Heronesia.com - Pada Sabtu (13/5/2017), Bandar Udara Sam Ratulangi Manado mendadak gaduh. Massa yang berwajah merah padam menahan amarah, menyeruak mendekati pesawat. Mereka mencari Fahri Hamzah, Wakil Ketua DPR RI yang hendak bertandang.

”Usir Fahri Hamzah,  usir dia, usir, usir Fahri,” pekik massa sembari sibuk mencari sosok sang politikus di landasan parkir pesawat.
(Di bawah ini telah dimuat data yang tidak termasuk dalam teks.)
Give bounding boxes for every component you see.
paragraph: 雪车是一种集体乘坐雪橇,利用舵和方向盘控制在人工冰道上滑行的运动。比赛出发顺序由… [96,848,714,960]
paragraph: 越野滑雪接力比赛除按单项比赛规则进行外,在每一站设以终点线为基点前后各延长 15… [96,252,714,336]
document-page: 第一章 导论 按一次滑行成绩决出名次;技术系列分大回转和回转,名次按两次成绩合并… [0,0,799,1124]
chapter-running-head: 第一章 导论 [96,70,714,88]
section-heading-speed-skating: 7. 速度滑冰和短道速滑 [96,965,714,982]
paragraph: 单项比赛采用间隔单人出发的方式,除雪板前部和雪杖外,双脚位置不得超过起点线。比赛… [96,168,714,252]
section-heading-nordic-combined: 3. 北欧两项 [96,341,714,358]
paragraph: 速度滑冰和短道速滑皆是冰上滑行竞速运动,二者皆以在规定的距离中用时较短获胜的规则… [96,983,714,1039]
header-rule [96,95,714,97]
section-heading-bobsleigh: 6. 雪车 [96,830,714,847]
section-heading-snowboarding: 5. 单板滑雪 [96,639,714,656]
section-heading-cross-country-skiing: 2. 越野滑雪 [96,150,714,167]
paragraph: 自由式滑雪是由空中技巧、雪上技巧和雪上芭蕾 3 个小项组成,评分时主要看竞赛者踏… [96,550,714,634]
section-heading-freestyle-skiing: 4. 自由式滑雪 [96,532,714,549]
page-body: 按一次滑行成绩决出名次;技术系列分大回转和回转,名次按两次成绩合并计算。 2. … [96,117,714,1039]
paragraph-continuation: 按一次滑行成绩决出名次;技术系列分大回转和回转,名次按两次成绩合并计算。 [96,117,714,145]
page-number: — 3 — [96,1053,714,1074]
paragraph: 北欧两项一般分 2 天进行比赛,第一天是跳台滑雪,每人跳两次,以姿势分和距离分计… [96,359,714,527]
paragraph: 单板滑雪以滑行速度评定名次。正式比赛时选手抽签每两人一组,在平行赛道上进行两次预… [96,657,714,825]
Para pencari Fahri yang berjumlah ribuan itu sengaja mendatangi bandara untuk mengusir Fahri, yang dijadwalkan  tiba sekitar pukul 10.20 WITA.

Mereka menolak kedatangan Fahri, lantaran menilai pria tersebut kerap menyiarkan ujaran-ujaran yang memicu sikap intoleransi berkembang di tengah masyarakat.





“Usir si mulut busuk Fahri,” demikian tulisan dalam spanduk aksi yang diarak massa di bandara.

Meski ditolak dan diburu, Fahri berhasil lolos dari bandara. Ia lantas sukses tampil sebagai pembicara dalam acara Dialog Kebangsaan yang digelar di kantor Gubernur Sulawesi Utara, pada hari yang sama.

Setelah insiden tersebut, Fahri ”curhat” melalui akun pribadi Twitter miliknya, @Fahrihamzah.

Dalam sejumlah ”kicauan” yang selalu diakhiri dengan tagar #LoveSulawesiUtara, Fahri membantah ditolak oleh warga setempat.

”Saya tidak ditolak. Saya diterima oleh pak gubernur, wagub, toga (tokoh agama) dan toma (tokoh masyarakat) secara baik. Bumi Nyiur Melambai adalah bumi saya, tanah air saya. Darah, daging dan tulang saya berasal dari sari pati Nusantara,” tulisnya.

Ia mengatakan, Gubernur Sulut Olly Dondokambey dan wakilnya Steven Kandouw adalah sahabat baik yang menerima, menjemput, dan mengantarkannya pulang.

Terkait massa yang mencarinya di bandara, Fahri menuturkan Indonesia adalah sebuah negara besar sehingga terdapat kompleksitas dan tak mungkin disederhanakan.

“Kebesaran yang oleh sebagian kita sulit dicerna. Karena itu kita memerlukan waktu untuk belajar dan saling baca,” tulisnya lagi.

Fahri juga tampaknya tak jera dan tetap mencintai Sulut meski mendapat penolakan dari ribuan warga.

“Kita tidak boleh jera melayani kelemahan kita sendiri, dan harus memiliki ruang jiwa yang lapang menerima saudara sendiri,” tulisnya.